On 10/4/2015 6:02 AM, Richard
Wordingham wrote:
In the absence of a specific tailoring, is the combination of a lone
surrogate and a combining mark a user-perceived character? Does a lone
surrogate constitute a user-perceived character?
In an editing interface, a lone surrogate
should be a user perceived character, as otherwise you won't be
able to manually delete it.

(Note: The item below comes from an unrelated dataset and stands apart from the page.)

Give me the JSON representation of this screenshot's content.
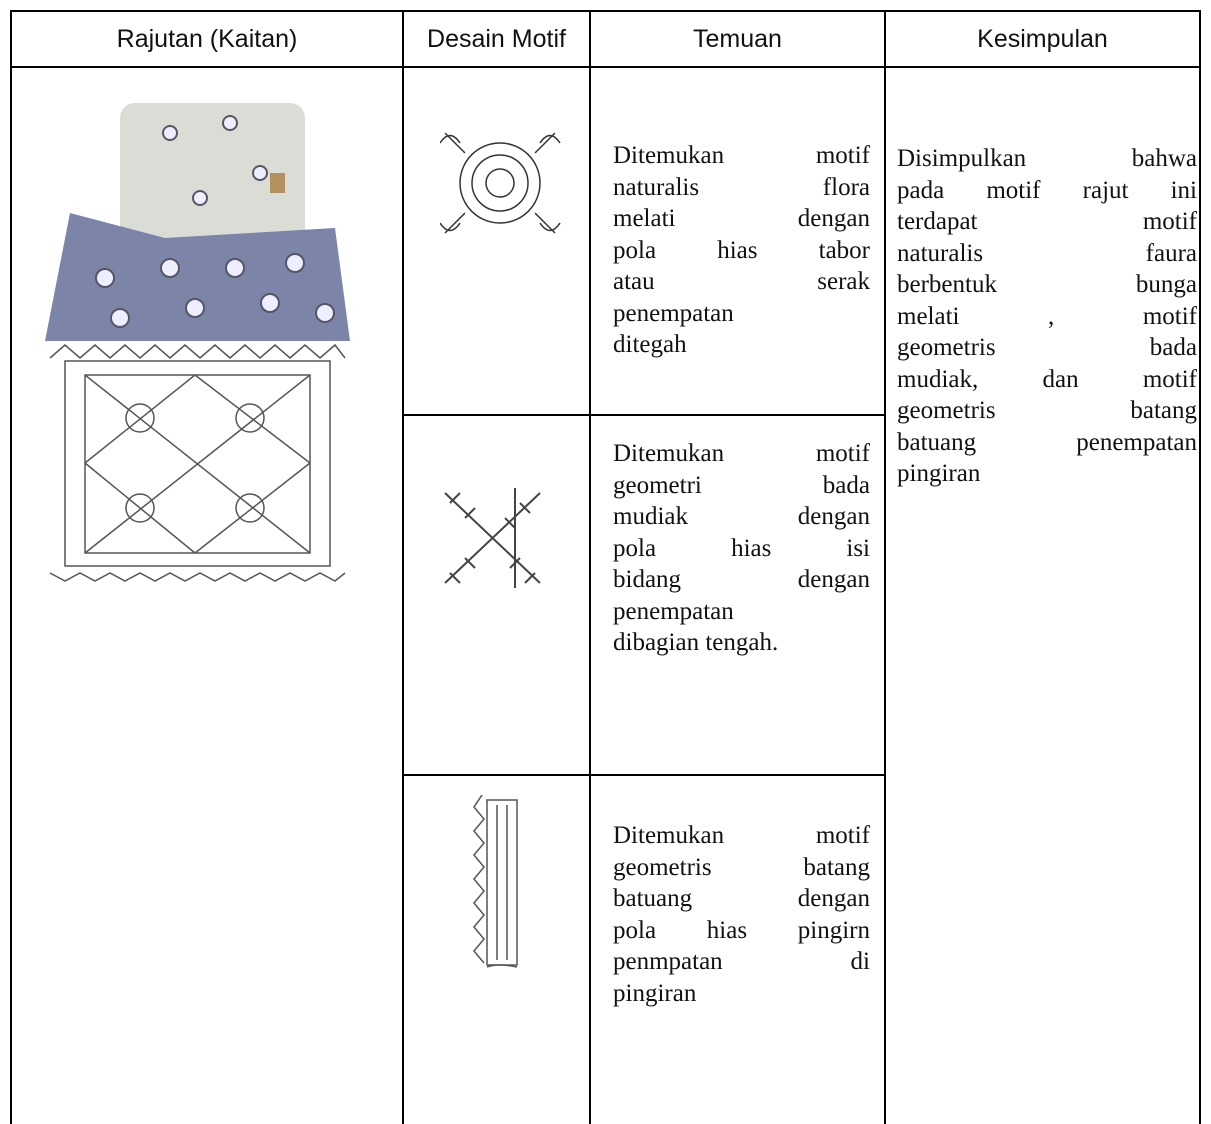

Markus suggests that it be treated
like an unassigned code point.
Now, if you follow an unassigned code point with a combining mark,
what should you get?
For scripts where combining marks are productive, it seems
counter-productive (pardon the pun) to go and limit this process,
only to have to update your software every year as a new version
of Unicode comes out.
(Astute readers will notice that combining marks don't necessarily
have scripts, nor do unassigned code points, so I'm talking about
those marks that are used productively with certain scripts and
particularly those that can be applied widely ouf of context for
technical purposes)
So, if you allow a generalized algorithm that gloms these marks
onto any base, even unassigned code points, then it would be
natural to have this happen to lone surrogates as well, meaning
that the surrogate cannot be fixed in isolation. That's tough.
There are plenty of interfaces where you can't change a base
character in isolation.
If you have a bug that doesn't let you enter a sequence without
creating a lone surrogate followed by a combining mark, that's a
bug...
A./
Received on Sun Oct 04 2015 - 14:32:01 CDT